ANNALS OF STATISTICS

0090-5364

1991

142-157

Since the pioneering work of Friedman and Stuetzle in 1981, projection-pursuit algorithms have attracted increasing attention. This is mainly due to their potential for overcoming or reducing difficulties arising in nonparametric regression models associated with the so-called curse of dimensionality, that is, the amount of data required to avoid an unacceptably large variance increasing rapidly with dimensionality.
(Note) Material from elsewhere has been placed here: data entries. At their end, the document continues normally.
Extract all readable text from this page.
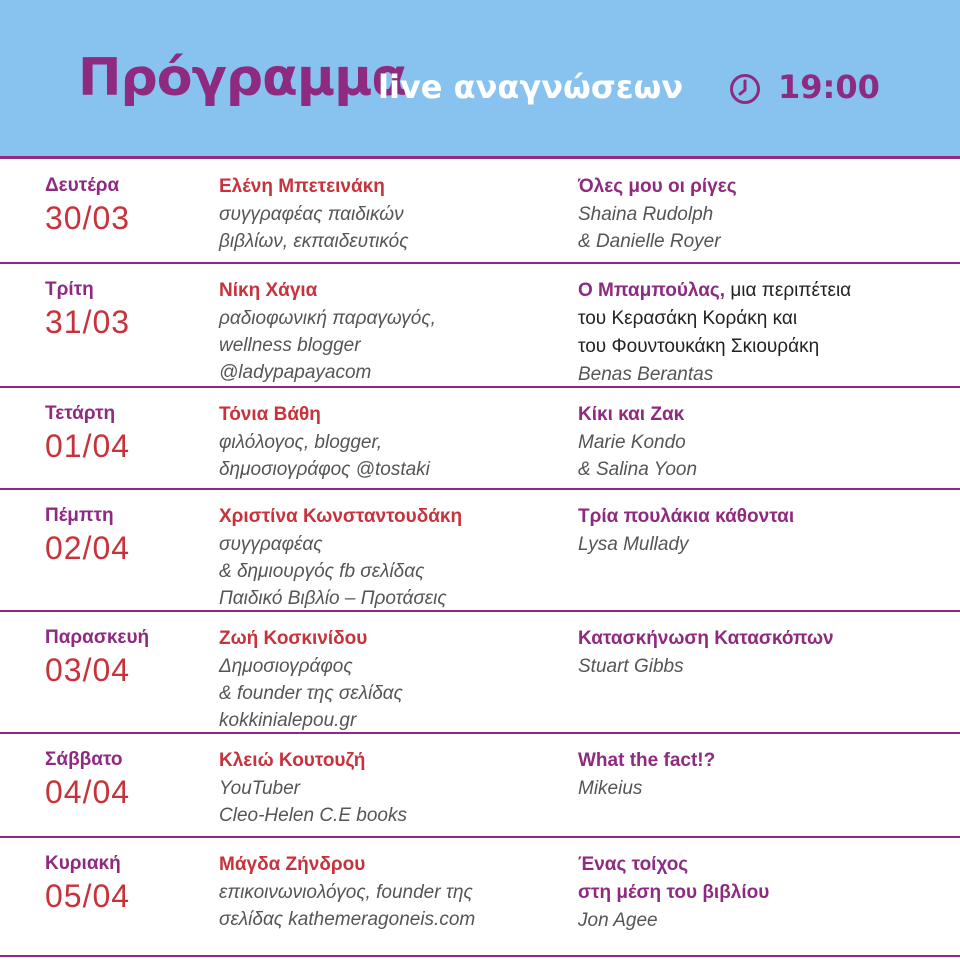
Πρόγραμμα
live αναγνώσεων	19:00
Δευτέρα
30/03
Ελένη Μπετεινάκη
συγγραφέας παιδικών
βιβλίων, εκπαιδευτικός
Όλες μου οι ρίγες
Shaina Rudolph
& Danielle Royer
Τρίτη
31/03
Νίκη Χάγια
ραδιοφωνική παραγωγός,
wellness blogger
@ladypapayacom
Ο Μπαμπούλας, μια περιπέτεια
του Κερασάκη Κοράκη και
του Φουντουκάκη Σκιουράκη
Benas Berantas
Τετάρτη
01/04
Τόνια Βάθη
φιλόλογος, blogger,
δημοσιογράφος @tostaki
Κίκι και Ζακ
Marie Kondo
& Salina Yoon
Πέμπτη
02/04
Χριστίνα Κωνσταντουδάκη
συγγραφέας
& δημιουργός fb σελίδας
Παιδικό Βιβλίο – Προτάσεις
Τρία πουλάκια κάθονται
Lysa Mullady
Παρασκευή
03/04
Ζωή Κοσκινίδου
Δημοσιογράφος
& founder της σελίδας
kokkinialepou.gr
Κατασκήνωση Κατασκόπων
Stuart Gibbs
Σάββατο
04/04
Κλειώ Κουτουζή
YouTuber
Cleo-Helen C.E books
What the fact!?
Mikeius
Κυριακή
05/04
Μάγδα Ζήνδρου
επικοινωνιολόγος, founder της
σελίδας kathemeragoneis.com
Ένας τοίχος
στη μέση του βιβλίου
Jon Agee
Subsequent work has, however, uncovered a dependence on dimensionality for projection-pursuit regression models. Here we propose a projection-pursuit type estimation scheme, with two additional constraints imposed, for which the rate of convergence of the estimator is shown to be independent of the dimensionality. Let (X, Y) be a random vector such that X = (X1, ..., X(d))(T) ranges over R(d). The conditional mean of Y given X = x is assumed to be the sum of no more than d general smooth functions of beta-i(T)X, where beta-i epsilon S(d-1), the unit sphere in R(d) centered at the origin. A least-squares polynomial spline and the final prediction error criterion are used to fit the model to a random sample of size n from the distribution of (X, Y). Under appropriate conditions, the rate of convergence of the proposed estimator is independent of d.